État des lieux et pistes pour une méthanisation agricole durable
Quelle est la place de la méthanisation agricole dans le mix énergétique français ? Cette question qui fait par ailleurs l’objet d’une mission d’information menée par le Sénat est au centre d’une note d’information co-écrite par Solagro et négaWatt.
Conscients du rôle significatif de la méthanisation dans la transition énergétique, Solagro et l’association négaWatt ont co-rédigé la note d’information « La méthanisation dans le mix énergétique ». Ce document dresse en premier un état des lieux des enjeux et des impacts, avant de soumettre plusieurs propositions pour parvenir à une méthanisation agricole durable. L’approche développée n’est toutefois pas climato-centrée, mais se veut avant tout systémique. « Nous veillons à ne pas aggraver une crise, celle de la biodiversité, en cherchant à en résoudre une autre, celle du climat, ni réciproquement », précisent les auteurs de cette note d’information.
Un certain nombre d’externalités que procure la méthanisation sont ainsi rappelées. Et si celles négatives (odeur, pollutions accidentelles, incendies…) sont souvent mises en avant, notamment dans la presse, les externalités positives le sont trop rarement. D’un point de vue agronomique, et à partir d’observations réalisées sur 46 exploitations, l’utilisation de digestat diminue très nettement la consommation d’engrais azotés, tout comme les surplus d’azote dans les sols. Les émissions atmosphériques d’ammoniac ont également tendance à baisser. Sur la qualité du digestat et les impacts sur le sol, les seules incertitudes restantes sont liées au fonctionnement biologique du sol mais selon négaWatt: « Il n’existe pas d’indice d’alerte particulier. »

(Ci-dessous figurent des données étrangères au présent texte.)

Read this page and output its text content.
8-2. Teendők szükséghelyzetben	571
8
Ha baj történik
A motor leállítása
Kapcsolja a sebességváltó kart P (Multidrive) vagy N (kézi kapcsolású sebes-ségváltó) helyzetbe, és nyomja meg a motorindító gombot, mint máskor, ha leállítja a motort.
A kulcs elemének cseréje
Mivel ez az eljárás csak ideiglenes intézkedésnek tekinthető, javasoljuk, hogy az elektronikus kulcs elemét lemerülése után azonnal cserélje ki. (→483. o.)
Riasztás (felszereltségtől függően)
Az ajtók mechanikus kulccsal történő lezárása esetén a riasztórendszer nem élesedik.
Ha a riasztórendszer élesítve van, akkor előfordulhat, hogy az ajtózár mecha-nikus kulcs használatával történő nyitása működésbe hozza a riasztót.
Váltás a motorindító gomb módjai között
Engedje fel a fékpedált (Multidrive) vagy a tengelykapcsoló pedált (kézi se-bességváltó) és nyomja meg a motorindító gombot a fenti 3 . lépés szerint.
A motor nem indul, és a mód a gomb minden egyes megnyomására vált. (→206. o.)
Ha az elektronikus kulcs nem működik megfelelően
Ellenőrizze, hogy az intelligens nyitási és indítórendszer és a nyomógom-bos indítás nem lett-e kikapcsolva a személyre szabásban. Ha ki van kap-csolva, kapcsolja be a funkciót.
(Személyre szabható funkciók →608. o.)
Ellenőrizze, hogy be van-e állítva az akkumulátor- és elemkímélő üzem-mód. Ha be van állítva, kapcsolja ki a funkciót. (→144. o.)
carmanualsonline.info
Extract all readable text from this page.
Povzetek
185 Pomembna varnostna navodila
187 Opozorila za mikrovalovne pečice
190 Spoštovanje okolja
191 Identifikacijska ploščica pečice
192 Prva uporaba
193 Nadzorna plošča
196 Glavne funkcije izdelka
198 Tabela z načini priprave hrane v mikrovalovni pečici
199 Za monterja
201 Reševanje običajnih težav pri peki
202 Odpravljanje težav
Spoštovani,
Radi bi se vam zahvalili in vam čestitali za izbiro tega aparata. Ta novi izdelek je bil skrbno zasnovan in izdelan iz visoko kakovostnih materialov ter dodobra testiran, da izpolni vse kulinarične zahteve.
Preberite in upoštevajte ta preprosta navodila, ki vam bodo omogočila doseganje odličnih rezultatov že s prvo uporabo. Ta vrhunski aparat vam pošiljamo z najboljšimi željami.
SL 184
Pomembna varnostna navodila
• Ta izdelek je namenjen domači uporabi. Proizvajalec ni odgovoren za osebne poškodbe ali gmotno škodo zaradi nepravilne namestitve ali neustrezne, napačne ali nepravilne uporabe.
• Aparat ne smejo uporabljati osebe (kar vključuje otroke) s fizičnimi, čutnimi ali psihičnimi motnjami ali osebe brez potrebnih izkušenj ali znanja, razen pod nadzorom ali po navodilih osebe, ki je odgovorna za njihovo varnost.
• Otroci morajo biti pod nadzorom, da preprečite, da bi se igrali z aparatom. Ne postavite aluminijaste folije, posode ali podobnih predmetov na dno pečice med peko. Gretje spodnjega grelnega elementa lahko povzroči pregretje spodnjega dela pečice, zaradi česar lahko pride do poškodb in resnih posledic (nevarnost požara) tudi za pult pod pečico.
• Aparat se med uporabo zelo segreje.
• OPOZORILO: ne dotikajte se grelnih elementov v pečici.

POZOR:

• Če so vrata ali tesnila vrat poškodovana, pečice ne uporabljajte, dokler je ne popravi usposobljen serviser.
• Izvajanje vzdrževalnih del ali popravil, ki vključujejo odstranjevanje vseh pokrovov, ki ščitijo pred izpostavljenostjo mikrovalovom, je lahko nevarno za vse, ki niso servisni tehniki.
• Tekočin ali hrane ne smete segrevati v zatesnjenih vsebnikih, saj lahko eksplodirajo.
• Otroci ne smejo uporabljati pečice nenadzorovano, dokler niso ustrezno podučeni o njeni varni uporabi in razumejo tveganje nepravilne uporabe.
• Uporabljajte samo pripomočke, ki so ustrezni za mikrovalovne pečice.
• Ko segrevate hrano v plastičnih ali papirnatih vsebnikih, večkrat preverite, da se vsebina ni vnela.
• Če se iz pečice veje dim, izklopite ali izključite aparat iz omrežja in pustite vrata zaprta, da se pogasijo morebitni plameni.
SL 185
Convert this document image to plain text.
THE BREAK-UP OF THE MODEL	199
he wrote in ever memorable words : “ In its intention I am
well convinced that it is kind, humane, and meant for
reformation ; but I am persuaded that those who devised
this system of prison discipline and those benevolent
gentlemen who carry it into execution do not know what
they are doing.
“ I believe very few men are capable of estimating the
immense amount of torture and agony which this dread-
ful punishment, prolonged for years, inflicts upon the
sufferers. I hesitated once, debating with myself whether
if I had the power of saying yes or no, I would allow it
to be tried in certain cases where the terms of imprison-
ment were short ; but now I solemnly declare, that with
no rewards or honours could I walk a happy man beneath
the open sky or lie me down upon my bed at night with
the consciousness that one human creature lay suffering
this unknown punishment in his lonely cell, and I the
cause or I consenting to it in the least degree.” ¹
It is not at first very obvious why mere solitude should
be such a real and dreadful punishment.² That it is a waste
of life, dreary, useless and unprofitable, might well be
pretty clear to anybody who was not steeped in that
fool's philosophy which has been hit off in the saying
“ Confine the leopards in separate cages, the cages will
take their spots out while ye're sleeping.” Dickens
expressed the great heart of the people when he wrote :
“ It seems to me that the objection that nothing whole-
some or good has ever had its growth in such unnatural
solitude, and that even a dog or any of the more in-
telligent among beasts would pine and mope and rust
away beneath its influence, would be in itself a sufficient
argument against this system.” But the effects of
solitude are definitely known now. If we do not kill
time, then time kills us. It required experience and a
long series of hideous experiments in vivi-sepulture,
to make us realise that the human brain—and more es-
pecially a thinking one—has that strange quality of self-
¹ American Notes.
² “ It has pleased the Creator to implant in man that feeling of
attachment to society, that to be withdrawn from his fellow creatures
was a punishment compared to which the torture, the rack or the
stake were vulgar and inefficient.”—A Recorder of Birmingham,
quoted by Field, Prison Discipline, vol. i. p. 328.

L’utilisation des cultures intermédiaires à vocation énergétique (Cive) apparaît par ailleurs intéressante, d’autant plus qu’elles ne sont pas en compétition avec les cultures alimentaires. « Selon le rapport 4 pour 1 000 de l’Esco Inrae, c’est même l’une des trois mesures qui ont un effet majeur sur le stockage de carbone, avec l’agroforesterie et les haies. […] Or la méthanisation en leur donnant une valeur économique a un effet de levier sur cette pratique », indique la note d’information. Enfin, le développement de la filière biogaz permet en outre de créer durablement des emplois en milieu rural. Certains effets induits par la méthanisation sont toutefois à surveiller et à prévenir, notamment le risque de recours à des cultures dédiées qui prendrait la place directement ou indirectement de cultures alimentaires. Mais à la différence de l’Allemagne, ces cultures dédiées restent très minoritaires en France (environ 5 %) et loin du seuil réglementaire de 15% fixé par le décret du 8 juillet 2016.
De larges propositions
Pour favoriser le développement de la filière, Solagro et négaWatt ont formulé quelques propositions. L’enseignement du cycle de carbone devrait ainsi être obligatoire dès le plus jeune âge pour que chacun puisse comprendre certains enjeux majeurs à venir, comme le changement climatique et le fonctionnement du vivant. Il est également nécessaire de diffuser une information scientifique de qualité, sourcée, produite de manière collégiale, et rendue accessible à différents publics. « La priorité actuelle est de massifier le bioGNV dans les créneaux déjà accessibles, en particulier les poids lourds et les locomotives diesel. […] Il faudrait sans doute encore plus inciter et faire en sorte que le développement du GNV soit strictement couplé avec celui du biométhane », détaille la note d’information. Cette dernière souligne également la nécessité de consolider les dispositifs qui existent, à commencer par les cellules régionales biomasse. Enfin, la méthanisation ne peut pas obéir à une logique de standardisation, mais doit s’adapter aux territoires et trouver un modèle sociotechnique propre à chaque projet.